Agh! I'm already slowing down. Crap.
Book Read DaCapo Best Music Writing 2008
Pages:337
Method of Acquisition: I was in a store called Bookmark in Halifax with Bea on a search for the third Twilight book (for her! for her!) and although we didn't find it, we ended up lollygagging around for a good hour or two and spending money we don't have.
Distraction level:Immense. Work is busy and then I kept coming home and falling asleep.
I enjoy these DaCapo books. The 2008 one was especially appealing because I was in West Africa in '07/'08 and missed basically every new North American release and trend. There's lots of nice pieces in this one and the articles are arranged in a nice logical sequence: it begins with Globe and Mail music guy Carl Wilson and his essay countering The New Yorker's Sasha Frere-Jones' thesis on "the problem with indie rock" and its reductive tendencies when it comes to race. Then there's a nice segue to a piece about how internet tastemakers chew up and spit out "buzz bands" before anyone's really absorbed them. I was going to make some analogy about corn in the proverbial indie-rock turd, but unfortunately I lack Carl Wilson's fluidity with the turn of phrase, especially when it comes to those that are, uh, poo-based. Right.
All the essays are good. Some are carried simply on the strength of the writing. I suspect the San Francisco Bay Guardian nightlife writer Marke B. could write about a piece about pipe soldering and it would still be more cattier, funnier and insightful than most journalism you've read this year. His piece about "gay music"---what is it, really?---had me howling. He's awesome.
The real gems are the articles about musicians whose music I find terrible.
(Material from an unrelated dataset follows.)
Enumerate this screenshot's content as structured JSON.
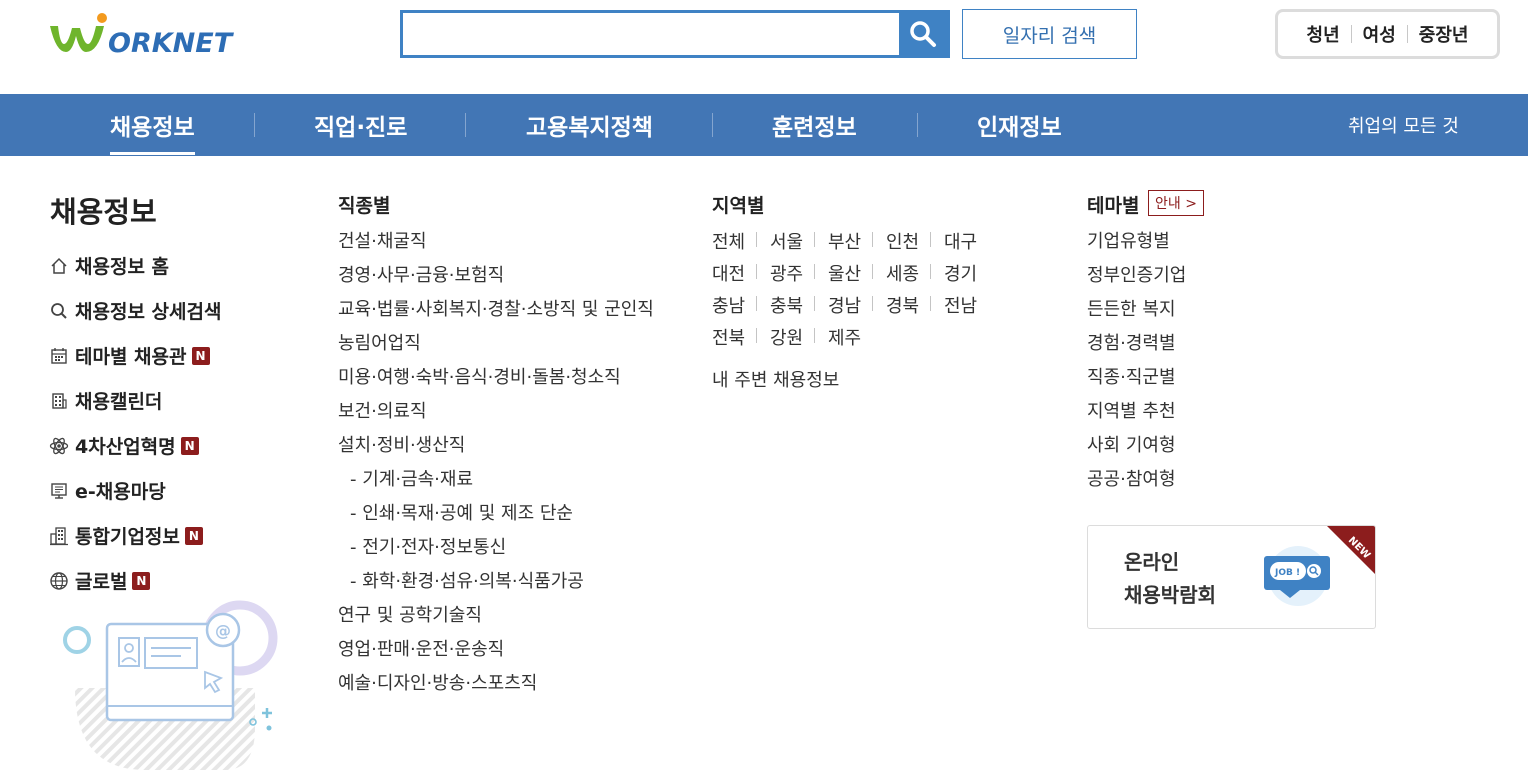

Vibe editor Danyel Smith's piece about Keyshia Cole and her rough Oakland upbringing was amazingly compelling. Another standout was Eric Pape's piece about Congolese rappers who live the payola lifestyle in the most literal sense. He reveals how the country's top musicians are paid handsomely by politicians and corporations to insert complete slogans into their otherwise apolitical songs in order to get by in a country that offers them literally nothing else.
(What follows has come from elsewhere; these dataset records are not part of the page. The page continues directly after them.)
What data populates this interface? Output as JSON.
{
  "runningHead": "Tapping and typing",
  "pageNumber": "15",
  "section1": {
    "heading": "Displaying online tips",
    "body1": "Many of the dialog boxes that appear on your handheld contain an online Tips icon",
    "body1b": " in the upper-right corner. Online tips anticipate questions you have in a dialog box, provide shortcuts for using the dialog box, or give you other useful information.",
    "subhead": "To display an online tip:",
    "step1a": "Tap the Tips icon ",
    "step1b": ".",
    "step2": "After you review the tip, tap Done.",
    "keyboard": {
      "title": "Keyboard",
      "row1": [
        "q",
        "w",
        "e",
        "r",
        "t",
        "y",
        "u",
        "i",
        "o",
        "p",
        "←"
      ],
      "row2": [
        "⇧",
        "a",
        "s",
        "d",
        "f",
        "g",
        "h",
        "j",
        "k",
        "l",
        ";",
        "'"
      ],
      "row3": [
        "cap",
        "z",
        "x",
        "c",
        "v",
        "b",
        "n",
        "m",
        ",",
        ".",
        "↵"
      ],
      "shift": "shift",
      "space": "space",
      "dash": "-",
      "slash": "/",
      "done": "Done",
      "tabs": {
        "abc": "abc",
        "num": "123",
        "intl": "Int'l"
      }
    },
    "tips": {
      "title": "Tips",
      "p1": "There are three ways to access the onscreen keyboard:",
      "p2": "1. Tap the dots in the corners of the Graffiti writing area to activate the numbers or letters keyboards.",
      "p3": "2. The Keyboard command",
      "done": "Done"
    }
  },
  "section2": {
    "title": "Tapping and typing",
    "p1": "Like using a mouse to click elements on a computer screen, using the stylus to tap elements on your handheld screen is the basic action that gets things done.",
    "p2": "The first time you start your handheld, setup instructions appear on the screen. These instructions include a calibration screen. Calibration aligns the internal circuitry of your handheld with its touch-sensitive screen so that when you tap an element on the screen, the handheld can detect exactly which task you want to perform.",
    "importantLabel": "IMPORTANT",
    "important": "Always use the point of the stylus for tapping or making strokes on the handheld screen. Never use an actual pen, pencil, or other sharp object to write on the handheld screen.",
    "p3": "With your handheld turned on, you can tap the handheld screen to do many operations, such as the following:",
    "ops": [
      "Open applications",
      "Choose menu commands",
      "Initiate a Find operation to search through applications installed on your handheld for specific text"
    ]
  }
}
My favorite piece was about Sly Stone (of "And The Family" fame) and his reclusiveness and eventual attempts to start playing and touring with his band's original lineup. Fuck objectivity: David Kamp wears his fandom on his sleeve. His excitement and trepidation over meeting the mysterious 60-something soul master comes out when they finally meet after years of tussling with managers and record companies at a Vallejo bike shop. The passage continues:
"And then, like John Wayne emerging from 'cross the prairie in The Searchers...a strange form advances through the wavy air in the distance: some sort of vehicle, low to the ground, rumbling mightily as it turns off the highway into the parking lot. As it comes closer, the shapes become clearer: a flamboyantly customized banana-yellow chopper trike, the front tire jutting four feet out in front of the driver. He sits on a platform no higher than 18 inches off the ground, legs extended in front of him, his body clad in a loose, tan shirts-and-pants ensemble somewhere between Carhatt work clothes and pajamas. His feet are shod in black leather sneakers with green-yellow-red African tricolour trim. Behind him, on an elevated, throne-like seat built between the two fat tires, sits an attractive, 30-ish woman in full biker leathers. He always was good at entrances."